Since every visible cell has a heading vector, the controller can take the liklihood that the robot is in each cell and average the heading vectors together to get a single best guess for which way to point. The more these headings conflict, the more smaller the vector will be, which will make it slower. If every part of the field tells it to move the same way, the faster it will go.

def command(self, x, y):
    bel = self.loc.bel
    ps = self._pass_s
    eligible = (
        self._visible
        & (ps >= self.s_prog)
        & (ps <= self.s_prog + self.advance_window_m)
    )
    weight = bel[..., None] * self._kernel * eligible
    W = float(weight.sum())
    head_x = (weight * self._heading_vec[..., 0]).sum() / W
    head_y = (weight * self._heading_vec[..., 1]).sum() / W
    coherence = min(1.0, math.hypot(head_x, head_y))
    target_dir = math.degrees(math.atan2(head_y, head_x))
    return self.drive_pwm * coherence, target_dir

Discussion

What worked.
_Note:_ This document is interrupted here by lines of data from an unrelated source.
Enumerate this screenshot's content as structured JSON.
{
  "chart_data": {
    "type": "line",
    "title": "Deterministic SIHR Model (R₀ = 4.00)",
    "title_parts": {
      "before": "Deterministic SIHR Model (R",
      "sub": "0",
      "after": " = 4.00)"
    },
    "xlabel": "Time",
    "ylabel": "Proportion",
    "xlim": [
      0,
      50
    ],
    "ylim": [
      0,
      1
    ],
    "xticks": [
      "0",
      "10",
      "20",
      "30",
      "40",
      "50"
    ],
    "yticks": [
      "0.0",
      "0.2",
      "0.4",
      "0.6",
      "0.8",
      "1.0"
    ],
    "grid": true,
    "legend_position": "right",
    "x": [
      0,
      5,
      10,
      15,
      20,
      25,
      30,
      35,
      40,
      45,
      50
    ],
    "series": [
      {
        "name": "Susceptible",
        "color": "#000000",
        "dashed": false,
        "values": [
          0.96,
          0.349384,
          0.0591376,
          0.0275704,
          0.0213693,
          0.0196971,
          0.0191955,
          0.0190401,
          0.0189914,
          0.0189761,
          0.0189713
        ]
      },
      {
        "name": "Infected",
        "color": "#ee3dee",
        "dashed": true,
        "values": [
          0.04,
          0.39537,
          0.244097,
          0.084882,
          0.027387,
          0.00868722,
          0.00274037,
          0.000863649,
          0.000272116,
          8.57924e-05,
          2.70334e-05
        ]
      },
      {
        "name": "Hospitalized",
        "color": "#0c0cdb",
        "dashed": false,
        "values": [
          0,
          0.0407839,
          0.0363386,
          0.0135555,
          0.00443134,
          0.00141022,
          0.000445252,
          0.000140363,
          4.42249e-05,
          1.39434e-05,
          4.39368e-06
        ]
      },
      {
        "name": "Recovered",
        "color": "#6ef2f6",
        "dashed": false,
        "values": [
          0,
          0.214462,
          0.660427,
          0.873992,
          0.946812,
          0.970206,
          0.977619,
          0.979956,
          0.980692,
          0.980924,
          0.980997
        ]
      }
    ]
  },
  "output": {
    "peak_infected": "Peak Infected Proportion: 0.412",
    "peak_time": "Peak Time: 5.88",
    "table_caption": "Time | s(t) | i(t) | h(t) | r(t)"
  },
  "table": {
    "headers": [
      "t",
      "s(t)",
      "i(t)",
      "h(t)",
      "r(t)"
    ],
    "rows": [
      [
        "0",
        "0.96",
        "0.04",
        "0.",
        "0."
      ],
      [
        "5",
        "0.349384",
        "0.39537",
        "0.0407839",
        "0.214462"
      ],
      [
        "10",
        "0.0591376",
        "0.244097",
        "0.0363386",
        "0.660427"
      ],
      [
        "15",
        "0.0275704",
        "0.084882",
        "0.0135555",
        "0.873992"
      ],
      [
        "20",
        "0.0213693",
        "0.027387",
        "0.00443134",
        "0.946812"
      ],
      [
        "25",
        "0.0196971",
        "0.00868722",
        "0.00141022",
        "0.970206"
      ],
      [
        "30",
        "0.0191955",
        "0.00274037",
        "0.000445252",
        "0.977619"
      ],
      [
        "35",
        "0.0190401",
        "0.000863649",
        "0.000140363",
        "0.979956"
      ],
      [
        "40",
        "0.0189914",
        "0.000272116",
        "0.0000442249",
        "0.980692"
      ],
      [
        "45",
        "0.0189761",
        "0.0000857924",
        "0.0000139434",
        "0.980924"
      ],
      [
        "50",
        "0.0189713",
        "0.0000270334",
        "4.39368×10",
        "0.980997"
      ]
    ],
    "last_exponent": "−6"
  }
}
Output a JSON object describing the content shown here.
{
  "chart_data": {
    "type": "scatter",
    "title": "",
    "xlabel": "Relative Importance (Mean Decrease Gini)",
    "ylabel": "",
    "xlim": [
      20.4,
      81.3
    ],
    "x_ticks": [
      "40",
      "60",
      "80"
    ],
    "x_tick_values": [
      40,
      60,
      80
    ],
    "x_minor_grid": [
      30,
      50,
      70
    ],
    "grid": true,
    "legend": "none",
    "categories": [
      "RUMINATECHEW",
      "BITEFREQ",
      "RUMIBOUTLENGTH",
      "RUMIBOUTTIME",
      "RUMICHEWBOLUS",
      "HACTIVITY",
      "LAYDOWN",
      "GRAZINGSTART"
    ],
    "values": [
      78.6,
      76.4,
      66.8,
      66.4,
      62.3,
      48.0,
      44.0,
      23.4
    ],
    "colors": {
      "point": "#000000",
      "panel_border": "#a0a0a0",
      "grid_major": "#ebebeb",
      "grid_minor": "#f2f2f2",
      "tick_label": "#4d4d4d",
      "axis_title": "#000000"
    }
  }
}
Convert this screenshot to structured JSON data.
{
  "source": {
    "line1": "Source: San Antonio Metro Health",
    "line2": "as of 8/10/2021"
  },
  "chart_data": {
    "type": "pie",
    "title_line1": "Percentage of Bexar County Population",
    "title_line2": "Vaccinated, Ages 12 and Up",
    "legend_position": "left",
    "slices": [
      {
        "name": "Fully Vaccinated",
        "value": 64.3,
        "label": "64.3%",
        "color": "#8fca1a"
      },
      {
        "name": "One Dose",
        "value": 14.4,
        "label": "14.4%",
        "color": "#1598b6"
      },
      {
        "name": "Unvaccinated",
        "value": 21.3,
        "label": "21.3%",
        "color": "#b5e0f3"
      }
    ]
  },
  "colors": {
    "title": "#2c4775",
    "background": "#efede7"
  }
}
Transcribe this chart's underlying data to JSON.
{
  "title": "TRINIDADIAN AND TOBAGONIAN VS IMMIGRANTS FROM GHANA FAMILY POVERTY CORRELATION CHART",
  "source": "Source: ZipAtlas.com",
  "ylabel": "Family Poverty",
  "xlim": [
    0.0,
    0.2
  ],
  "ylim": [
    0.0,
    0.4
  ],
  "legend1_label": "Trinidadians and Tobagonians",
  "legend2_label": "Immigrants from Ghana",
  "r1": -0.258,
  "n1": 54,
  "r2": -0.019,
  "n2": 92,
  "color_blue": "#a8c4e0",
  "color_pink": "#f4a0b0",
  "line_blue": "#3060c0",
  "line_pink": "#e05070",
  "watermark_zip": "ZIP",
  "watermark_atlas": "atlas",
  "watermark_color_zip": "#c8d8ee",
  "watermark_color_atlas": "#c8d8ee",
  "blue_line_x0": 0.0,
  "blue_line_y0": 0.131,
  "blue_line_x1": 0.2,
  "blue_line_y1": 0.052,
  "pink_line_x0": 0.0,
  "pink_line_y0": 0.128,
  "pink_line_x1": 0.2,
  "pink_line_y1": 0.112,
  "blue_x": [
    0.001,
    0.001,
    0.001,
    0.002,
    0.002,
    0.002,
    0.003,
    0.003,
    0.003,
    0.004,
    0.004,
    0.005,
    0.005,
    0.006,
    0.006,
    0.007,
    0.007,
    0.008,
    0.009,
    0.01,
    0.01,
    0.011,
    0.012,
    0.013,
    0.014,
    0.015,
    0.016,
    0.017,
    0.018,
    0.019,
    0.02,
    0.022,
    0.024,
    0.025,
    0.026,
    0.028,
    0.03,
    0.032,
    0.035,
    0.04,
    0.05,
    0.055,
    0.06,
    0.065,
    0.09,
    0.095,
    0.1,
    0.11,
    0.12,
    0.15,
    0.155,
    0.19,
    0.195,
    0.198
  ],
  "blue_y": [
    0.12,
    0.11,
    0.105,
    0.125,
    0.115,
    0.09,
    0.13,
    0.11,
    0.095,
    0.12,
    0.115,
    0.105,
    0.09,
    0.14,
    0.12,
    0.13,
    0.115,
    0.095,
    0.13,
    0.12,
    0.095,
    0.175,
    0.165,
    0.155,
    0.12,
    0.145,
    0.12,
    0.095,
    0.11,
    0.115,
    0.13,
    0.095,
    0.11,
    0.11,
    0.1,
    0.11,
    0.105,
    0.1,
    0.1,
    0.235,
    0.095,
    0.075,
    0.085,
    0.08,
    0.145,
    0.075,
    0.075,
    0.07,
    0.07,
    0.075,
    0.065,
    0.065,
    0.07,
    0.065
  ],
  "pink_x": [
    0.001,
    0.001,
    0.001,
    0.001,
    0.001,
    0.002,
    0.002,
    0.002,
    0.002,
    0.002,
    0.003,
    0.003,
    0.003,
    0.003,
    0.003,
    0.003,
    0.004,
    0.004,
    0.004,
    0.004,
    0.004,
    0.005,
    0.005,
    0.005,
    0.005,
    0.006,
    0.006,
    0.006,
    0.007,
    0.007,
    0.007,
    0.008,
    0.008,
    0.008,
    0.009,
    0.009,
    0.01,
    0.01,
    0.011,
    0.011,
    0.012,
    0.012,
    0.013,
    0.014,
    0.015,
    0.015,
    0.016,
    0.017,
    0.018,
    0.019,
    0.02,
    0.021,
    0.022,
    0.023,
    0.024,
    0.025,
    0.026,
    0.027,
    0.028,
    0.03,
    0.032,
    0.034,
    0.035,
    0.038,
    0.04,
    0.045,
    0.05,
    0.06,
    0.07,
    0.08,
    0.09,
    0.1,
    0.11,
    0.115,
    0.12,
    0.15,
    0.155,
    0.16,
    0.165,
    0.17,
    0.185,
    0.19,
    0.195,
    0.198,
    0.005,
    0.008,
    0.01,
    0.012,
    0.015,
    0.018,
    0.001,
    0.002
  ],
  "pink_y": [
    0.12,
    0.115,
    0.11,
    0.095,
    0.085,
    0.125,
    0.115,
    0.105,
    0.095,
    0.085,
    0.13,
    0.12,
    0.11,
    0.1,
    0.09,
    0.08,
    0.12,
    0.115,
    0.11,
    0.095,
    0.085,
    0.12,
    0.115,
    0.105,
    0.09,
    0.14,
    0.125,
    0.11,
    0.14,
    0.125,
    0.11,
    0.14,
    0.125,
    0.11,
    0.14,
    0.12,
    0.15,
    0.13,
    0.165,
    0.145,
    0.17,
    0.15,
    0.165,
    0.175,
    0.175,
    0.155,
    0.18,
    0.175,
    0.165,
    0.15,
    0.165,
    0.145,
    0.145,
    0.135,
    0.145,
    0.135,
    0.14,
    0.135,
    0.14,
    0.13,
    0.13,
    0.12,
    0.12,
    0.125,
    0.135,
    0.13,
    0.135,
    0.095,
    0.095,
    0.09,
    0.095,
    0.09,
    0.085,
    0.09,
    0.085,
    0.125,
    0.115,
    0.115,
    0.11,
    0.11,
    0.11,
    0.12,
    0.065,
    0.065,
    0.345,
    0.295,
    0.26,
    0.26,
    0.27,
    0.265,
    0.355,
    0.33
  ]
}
Pushing the integration of odometry onto the robot collapses two BLE messages into one, and lets the prediction step use a direction that was averaged across every IMU tick rather than a single sampled yaw. Tagging each ToF reading with its own timestamp and yaw lets the host fold rays sampled mid turn at the bearing they were actually sampled at, not the bearing at reply time. The variance baked into the ray cache allows the system to be robust to corners or hard to sense areas of the field. The coherence based speed scaling removes the need for any explicit slowdown logic at corners.

What did not work as well. In long mode, the ToF sensors respond slower, so it’s necessary to switch into short mode when possible. The other ceiling is BLE round trip time. The controller runs at BLE rate, around ~10 Hz, and the heading PID on the robot runs much faster underneath, so the practical speed limit is set by how often the host can re-aim.